WXDM
- Front Royal, Virginia; United States;
- Broadcast area: Northern Shenandoah Valley
- Frequency: 90.3 MHz
- Branding: Radio Christendom

Programming
- Format: Catholic Religious
- Affiliations: EWTN Radio

Ownership
- Owner: Christendom College; (Christendom Educational Corporation);
- Sister stations: WHFW

History
- First air date: January 18, 2013
- Call sign meaning: X (Christ)-endom

Technical information
- Licensing authority: FCC
- Facility ID: 171272
- Class: A
- ERP: 190 watts
- HAAT: −65.1 meters (−214 ft)
- Transmitter coordinates: 38°56′58.70″N 78°08′49.50″W﻿ / ﻿38.9496389°N 78.1470833°W

Links
- Public license information: Public file; LMS;
- Webcast: Listen live (via iHeartRadio)
- Website: WXDM Online

= WXDM =

WXDM is a Catholic Religious formatted broadcast radio station licensed to Front Royal, Virginia, serving the Northern Shenandoah Valley.
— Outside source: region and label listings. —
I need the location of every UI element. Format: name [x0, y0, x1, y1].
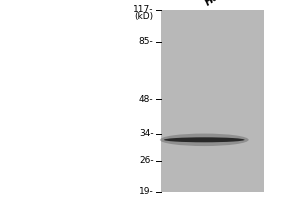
Text: 26-: 26- — [139, 156, 154, 165]
Text: 34-: 34- — [139, 129, 154, 138]
Ellipse shape — [160, 134, 249, 146]
Text: 19-: 19- — [139, 188, 154, 196]
Text: 117-: 117- — [133, 5, 154, 15]
Text: 85-: 85- — [139, 37, 154, 46]
Ellipse shape — [164, 137, 244, 142]
Text: HeLa: HeLa — [203, 0, 231, 8]
Text: 48-: 48- — [139, 95, 154, 104]
Bar — [160, 10, 264, 192]
Text: (kD): (kD) — [134, 12, 154, 21]
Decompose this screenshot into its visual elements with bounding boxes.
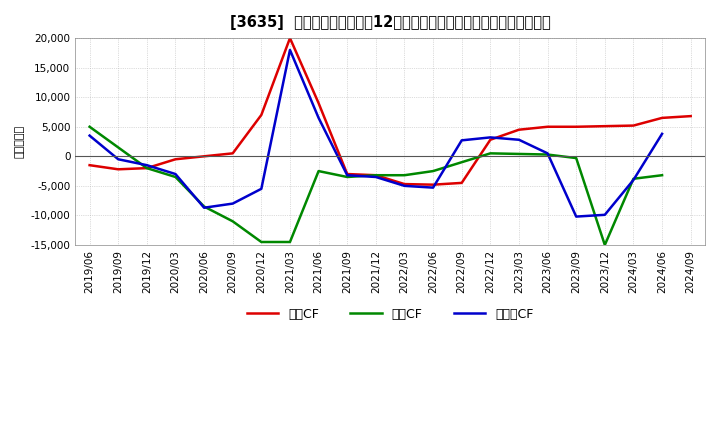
フリーCF bbox=[457, 138, 466, 143]
営業CF bbox=[686, 114, 695, 119]
Line: 投資CF: 投資CF bbox=[89, 127, 662, 245]
投資CF bbox=[486, 151, 495, 156]
投資CF bbox=[85, 124, 94, 129]
営業CF bbox=[429, 182, 438, 187]
フリーCF bbox=[314, 115, 323, 121]
投資CF bbox=[572, 155, 580, 161]
投資CF bbox=[314, 169, 323, 174]
投資CF bbox=[544, 152, 552, 157]
営業CF bbox=[314, 100, 323, 106]
フリーCF bbox=[286, 47, 294, 52]
Title: [3635]  キャッシュフローの12か月移動合計の対前年同期増減額の推移: [3635] キャッシュフローの12か月移動合計の対前年同期増減額の推移 bbox=[230, 15, 551, 30]
営業CF bbox=[286, 36, 294, 41]
営業CF bbox=[114, 167, 122, 172]
フリーCF bbox=[486, 135, 495, 140]
営業CF bbox=[544, 124, 552, 129]
投資CF bbox=[658, 172, 667, 178]
投資CF bbox=[143, 165, 151, 171]
フリーCF bbox=[658, 131, 667, 136]
フリーCF bbox=[343, 172, 351, 178]
フリーCF bbox=[257, 186, 266, 191]
営業CF bbox=[658, 115, 667, 121]
フリーCF bbox=[629, 177, 638, 183]
フリーCF bbox=[85, 133, 94, 138]
営業CF bbox=[343, 172, 351, 177]
フリーCF bbox=[429, 185, 438, 190]
営業CF bbox=[400, 181, 409, 187]
営業CF bbox=[143, 165, 151, 171]
営業CF bbox=[171, 157, 180, 162]
フリーCF bbox=[199, 205, 208, 210]
投資CF bbox=[343, 174, 351, 180]
投資CF bbox=[171, 174, 180, 180]
投資CF bbox=[372, 172, 380, 178]
営業CF bbox=[486, 137, 495, 143]
Y-axis label: （百万円）: （百万円） bbox=[15, 125, 25, 158]
フリーCF bbox=[171, 172, 180, 177]
フリーCF bbox=[114, 157, 122, 162]
営業CF bbox=[85, 162, 94, 168]
投資CF bbox=[199, 204, 208, 209]
フリーCF bbox=[600, 212, 609, 217]
投資CF bbox=[629, 176, 638, 181]
投資CF bbox=[114, 145, 122, 150]
フリーCF bbox=[228, 201, 237, 206]
投資CF bbox=[286, 239, 294, 245]
営業CF bbox=[600, 124, 609, 129]
投資CF bbox=[600, 242, 609, 248]
フリーCF bbox=[572, 214, 580, 219]
投資CF bbox=[457, 160, 466, 165]
フリーCF bbox=[515, 137, 523, 143]
投資CF bbox=[429, 169, 438, 174]
営業CF bbox=[372, 172, 380, 178]
投資CF bbox=[228, 219, 237, 224]
Line: 営業CF: 営業CF bbox=[89, 38, 690, 185]
営業CF bbox=[572, 124, 580, 129]
投資CF bbox=[515, 151, 523, 157]
営業CF bbox=[457, 180, 466, 186]
営業CF bbox=[228, 151, 237, 156]
フリーCF bbox=[544, 151, 552, 156]
Legend: 営業CF, 投資CF, フリーCF: 営業CF, 投資CF, フリーCF bbox=[242, 303, 539, 326]
フリーCF bbox=[143, 162, 151, 168]
Line: フリーCF: フリーCF bbox=[89, 50, 662, 216]
フリーCF bbox=[400, 183, 409, 188]
営業CF bbox=[199, 154, 208, 159]
投資CF bbox=[257, 239, 266, 245]
投資CF bbox=[400, 172, 409, 178]
フリーCF bbox=[372, 174, 380, 180]
営業CF bbox=[515, 127, 523, 132]
営業CF bbox=[629, 123, 638, 128]
営業CF bbox=[257, 112, 266, 117]
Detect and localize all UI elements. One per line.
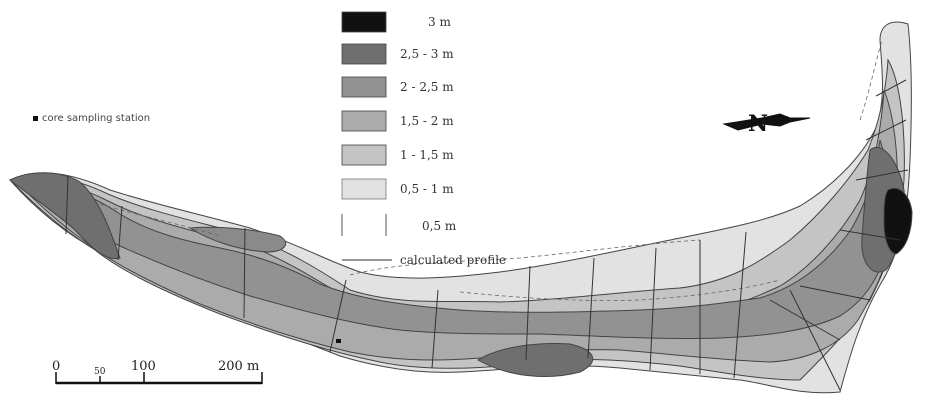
lake-body — [9, 21, 913, 394]
profile-line — [525, 265, 531, 361]
profile-line — [117, 205, 123, 261]
legend-label-0-5m: 0,5 m — [422, 219, 457, 233]
profile-line — [65, 175, 69, 235]
legend-item-2-2-5m: 2 - 2,5 m — [341, 76, 454, 98]
profile-line — [431, 289, 439, 369]
profile-line — [799, 285, 871, 301]
core-sampling-station-marker — [336, 339, 341, 343]
profile-line — [875, 79, 907, 97]
legend-label-1-1-5m: 1 - 1,5 m — [400, 148, 454, 162]
legend-item-1-5-2m: 1,5 - 2 m — [341, 110, 454, 132]
profile-line — [865, 119, 907, 141]
profile-line — [243, 227, 246, 319]
scale-label-200m: 200 m — [218, 359, 259, 374]
legend-label-3m: 3 m — [428, 15, 451, 29]
north-arrow-icon — [722, 113, 811, 131]
legend-item-0-5m: 0,5 m — [341, 214, 457, 236]
scale-label-50: 50 — [94, 367, 106, 377]
depth-contours — [99, 39, 883, 301]
legend-item-3m: 3 m — [341, 11, 451, 33]
station-legend-label: core sampling station — [42, 113, 150, 124]
profile-line — [649, 247, 657, 371]
calculated-profiles — [65, 79, 909, 391]
legend-label-1-5-2m: 1,5 - 2 m — [400, 114, 454, 128]
contour-line — [859, 39, 883, 121]
legend-label-calculated-profile: calculated profile — [400, 253, 506, 267]
zone-2-5-3m-west-2 — [188, 226, 287, 253]
contour-line — [459, 279, 781, 301]
scale-label-100: 100 — [131, 359, 156, 374]
profile-line — [329, 279, 347, 353]
profile-line — [855, 169, 909, 181]
profile-line — [789, 289, 841, 391]
north-arrow: N — [722, 111, 811, 137]
depth-legend: 3 m 2,5 - 3 m 2 - 2,5 m 1,5 - 2 m 1 - 1,… — [341, 11, 506, 267]
legend-label-2-5-3m: 2,5 - 3 m — [400, 47, 454, 61]
profile-line — [587, 257, 595, 359]
zone-2-5-3m-west — [9, 172, 121, 260]
legend-item-1-1-5m: 1 - 1,5 m — [341, 144, 454, 166]
legend-item-calculated-profile: calculated profile — [342, 253, 506, 267]
profile-line — [839, 229, 901, 241]
zone-3m-east — [883, 188, 913, 255]
zone-2-5-3m-south — [477, 343, 593, 377]
station-legend: core sampling station — [33, 113, 150, 124]
legend-item-0-5-1m: 0,5 - 1 m — [341, 178, 454, 200]
north-arrow-label: N — [748, 111, 768, 137]
profile-line — [733, 231, 747, 379]
legend-label-0-5-1m: 0,5 - 1 m — [400, 182, 454, 196]
legend-label-2-2-5m: 2 - 2,5 m — [400, 80, 454, 94]
scale-bar: 0 50 100 200 m — [52, 359, 263, 385]
station-legend-marker — [33, 116, 38, 121]
contour-line — [349, 239, 701, 276]
legend-item-2-5-3m: 2,5 - 3 m — [341, 43, 454, 65]
scale-label-0: 0 — [52, 359, 60, 374]
profile-line — [769, 299, 841, 341]
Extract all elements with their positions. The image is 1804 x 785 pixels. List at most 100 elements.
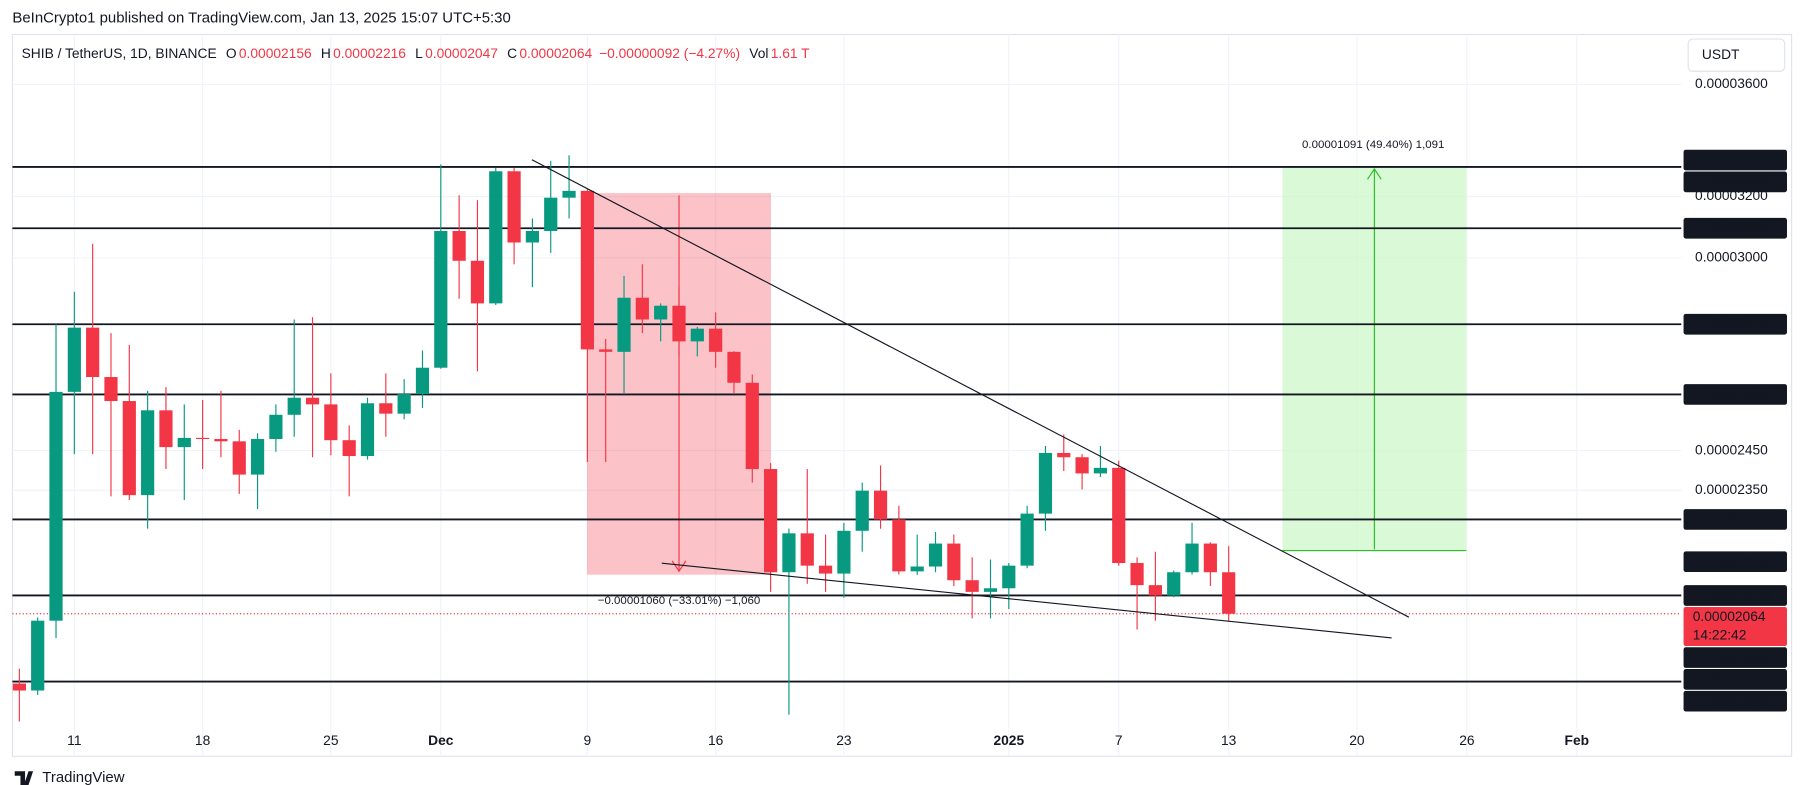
- gain-label: 0.00001091 (49.40%) 1,091: [1302, 139, 1444, 151]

WXDM is owned and operated by Christendom College.

==Station launch==
Bishop Paul S. Loverde of the Roman Catholic Diocese of Arlington blessed the transmitter and studios of WXDM on January 18, 2013. With the Bishop's blessing, WXDM took to the airwaves as the first Catholic radio station in the Commonwealth of Virginia.

==Simulcast==
On July 22, 2013, WXDM began simulcasting Winchester-based WHFW.